I put together an outdoor pit with some old sheets of iron, some long star pegs and lengths of timber, a few tech screws and all was good. Didn't end up cost me a cent. Not the prettiest pit around but eh who cares. Another option that I am trying to do is the plastic fruit bins farmers use. Sometimes you can get them for $50, but they can also get to $200. Just got to keep your eyes open and find them. They aren't the biggest, but if you only have a couple of skinks or small dragons would be good. I'm going to set some up for elapids.


----------



## abbott75 (Oct 28, 2007)

m.punja said:


> I put together an outdoor pit with some old sheets of iron, some long star pegs and lengths of timber, a few tech screws and all was good. Didn't end up cost me a cent. Not the prettiest pit around but eh who cares. Another option that I am trying to do is the plastic fruit bins farmers use.
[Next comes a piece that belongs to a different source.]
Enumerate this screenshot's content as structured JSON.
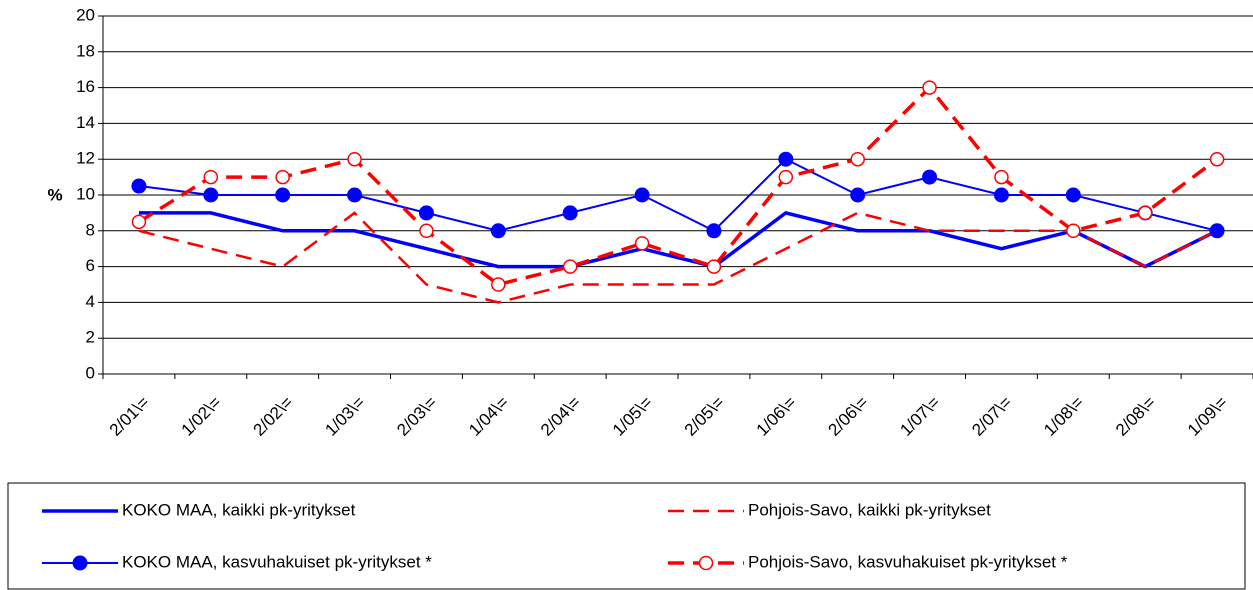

Sometimes you can get them for $50, but they can also get to $200. Just got to keep your eyes open and find them. They aren't the biggest, but if you only have a couple of skinks or small dragons would be good. I'm going to set some up for elapids.



Are elapids aloud in outdoor pits in Vic? That's a nono in NSW.


----------



## bump73 (Oct 28, 2007)

You asked for cheap well here you go

Made from a roll of mesh some wood and cable ties..Houses 2 eastern blueys or a bearded dragon on a rotating basis... 

I rent so this way the lizards get some sun and i can move it aroud the yard so the grass is okay. They don't live in there permenantly but get out when ever the weather is good for some natural UV


----------



## RevDaniel (Oct 28, 2007)

I just put a bid on a two story rabbit/guinea pis hutch. That will be my bluey outdoor aviary until i build something bigger


----------



## Hawk (Oct 28, 2007)

find yourself a old above ground pool, this one works well.


----------



## abbott75 (Oct 28, 2007)

Hawke said:


> find yourself a old above ground pool, this one works well.
> View attachment 33094



That one looks good mate!


----------



## blueys (Oct 28, 2007)

Yeah thanks everyone they all look great you have given me alot of good ideas


----------



## GSXR_Boy (Oct 28, 2007)

I'll agree with the rabbit hutch and the pool liner idea.
Also i have seen those large metal water tanks cut in half and used too.


----------